Julia Child was a TV chef and author who is recognized for bringing French cuisine to America with her cookbook, Mastering the Art of French Cooking, and her television program The French Chef, but did you know she also she served her country during World War II.
Julia was born Julia McWilliams in Pasadena, California in 1912. She was the eldest of three children and had a brother John and a sister Dorothy. Her father was a prominent land manager and her mother was a paper-company heiress. Julia grew up in California and graduated from Smith College in Northampton, Massachusetts in 1934. At six feet, two inches tall, she enjoyed sports and played while she attended college.
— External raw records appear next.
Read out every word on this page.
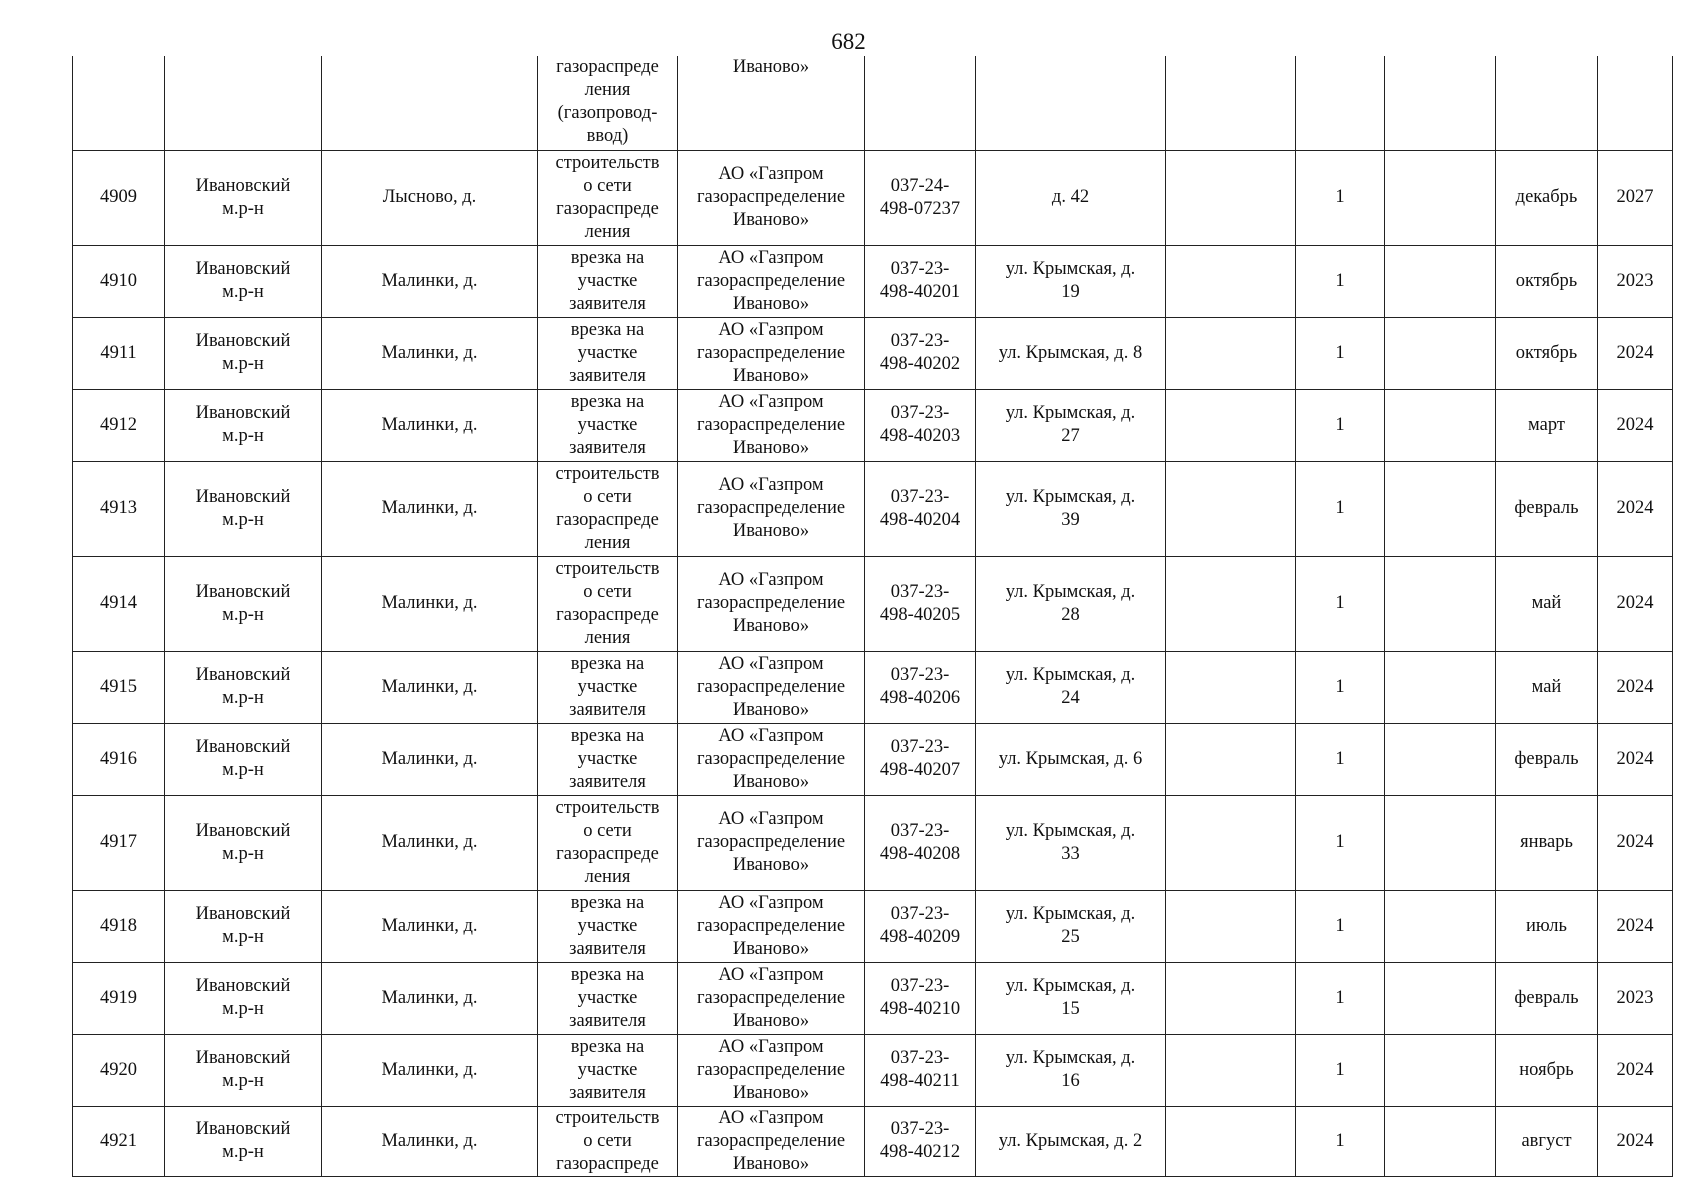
682
			газораспреде
ления
(газопровод-
ввод)	Иваново»							
4909	Ивановский
м.р-н	Лысново, д.	строительств
о сети
газораспреде
ления	АО «Газпром
газораспределение
Иваново»	037-24-
498-07237	д. 42		1		декабрь	2027
4910	Ивановский
м.р-н	Малинки, д.	врезка на
участке
заявителя	АО «Газпром
газораспределение
Иваново»	037-23-
498-40201	ул. Крымская, д.
19		1		октябрь	2023
4911	Ивановский
м.р-н	Малинки, д.	врезка на
участке
заявителя	АО «Газпром
газораспределение
Иваново»	037-23-
498-40202	ул. Крымская, д. 8		1		октябрь	2024
4912	Ивановский
м.р-н	Малинки, д.	врезка на
участке
заявителя	АО «Газпром
газораспределение
Иваново»	037-23-
498-40203	ул. Крымская, д.
27		1		март	2024
4913	Ивановский
м.р-н	Малинки, д.	строительств
о сети
газораспреде
ления	АО «Газпром
газораспределение
Иваново»	037-23-
498-40204	ул. Крымская, д.
39		1		февраль	2024
4914	Ивановский
м.р-н	Малинки, д.	строительств
о сети
газораспреде
ления	АО «Газпром
газораспределение
Иваново»	037-23-
498-40205	ул. Крымская, д.
28		1		май	2024
4915	Ивановский
м.р-н	Малинки, д.	врезка на
участке
заявителя	АО «Газпром
газораспределение
Иваново»	037-23-
498-40206	ул. Крымская, д.
24		1		май	2024
4916	Ивановский
м.р-н	Малинки, д.	врезка на
участке
заявителя	АО «Газпром
газораспределение
Иваново»	037-23-
498-40207	ул. Крымская, д. 6		1		февраль	2024
4917	Ивановский
м.р-н	Малинки, д.	строительств
о сети
газораспреде
ления	АО «Газпром
газораспределение
Иваново»	037-23-
498-40208	ул. Крымская, д.
33		1		январь	2024
4918	Ивановский
м.р-н	Малинки, д.	врезка на
участке
заявителя	АО «Газпром
газораспределение
Иваново»	037-23-
498-40209	ул. Крымская, д.
25		1		июль	2024
4919	Ивановский
м.р-н	Малинки, д.	врезка на
участке
заявителя	АО «Газпром
газораспределение
Иваново»	037-23-
498-40210	ул. Крымская, д.
15		1		февраль	2023
4920	Ивановский
м.р-н	Малинки, д.	врезка на
участке
заявителя	АО «Газпром
газораспределение
Иваново»	037-23-
498-40211	ул. Крымская, д.
16		1		ноябрь	2024
4921	Ивановский
м.р-н	Малинки, д.	строительств
о сети
газораспреде	АО «Газпром
газораспределение
Иваново»	037-23-
498-40212	ул. Крымская, д. 2		1		август	2024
At the onset of World War II, Julia found she was too tall to enlist in the Army or Navy, so she moved to Washington D.C. In Washington she joined the Office of Strategic Services (OSS), a newly formed government intelligence agency. The OSS was formed to coordinate armed forces espionage activities behind enemy lines and became the predecessor of the Central Intelligence Agency (CIA). Julia began her career with the OSS as a typist, but was soon given a position as a top secret researcher working directly for the head of OSS. In 1944 she was sent to the CBI Theater and stationed at Kandy, Ceylon. Her duties included cataloging and channeling great volumes of highly classified communications for the OSS’s clandestine stations in Asia. She later served in China and received the Emblem of Meritorious Civilian Service as head of the Registry of the OSS Secretariat. In 1945, while serving in Ceylon, she fell in love with fellow OSS employee Paul Child. They were married in 1946 after the end of World War II. Paul had once lived in Paris as an artist and poet and was known for his sophisticated palate. He introduced Julia to fine cuisine and the rest is history.
Here is one of my favorite quotes from Julia Child: “The best way to execute French cooking is to get good and loaded and whack the hell out of a chicken. Bon appétit. ”
You may remember Julia Child for the French cuisine she served, but now you can also remember her for her exemplary service to her country.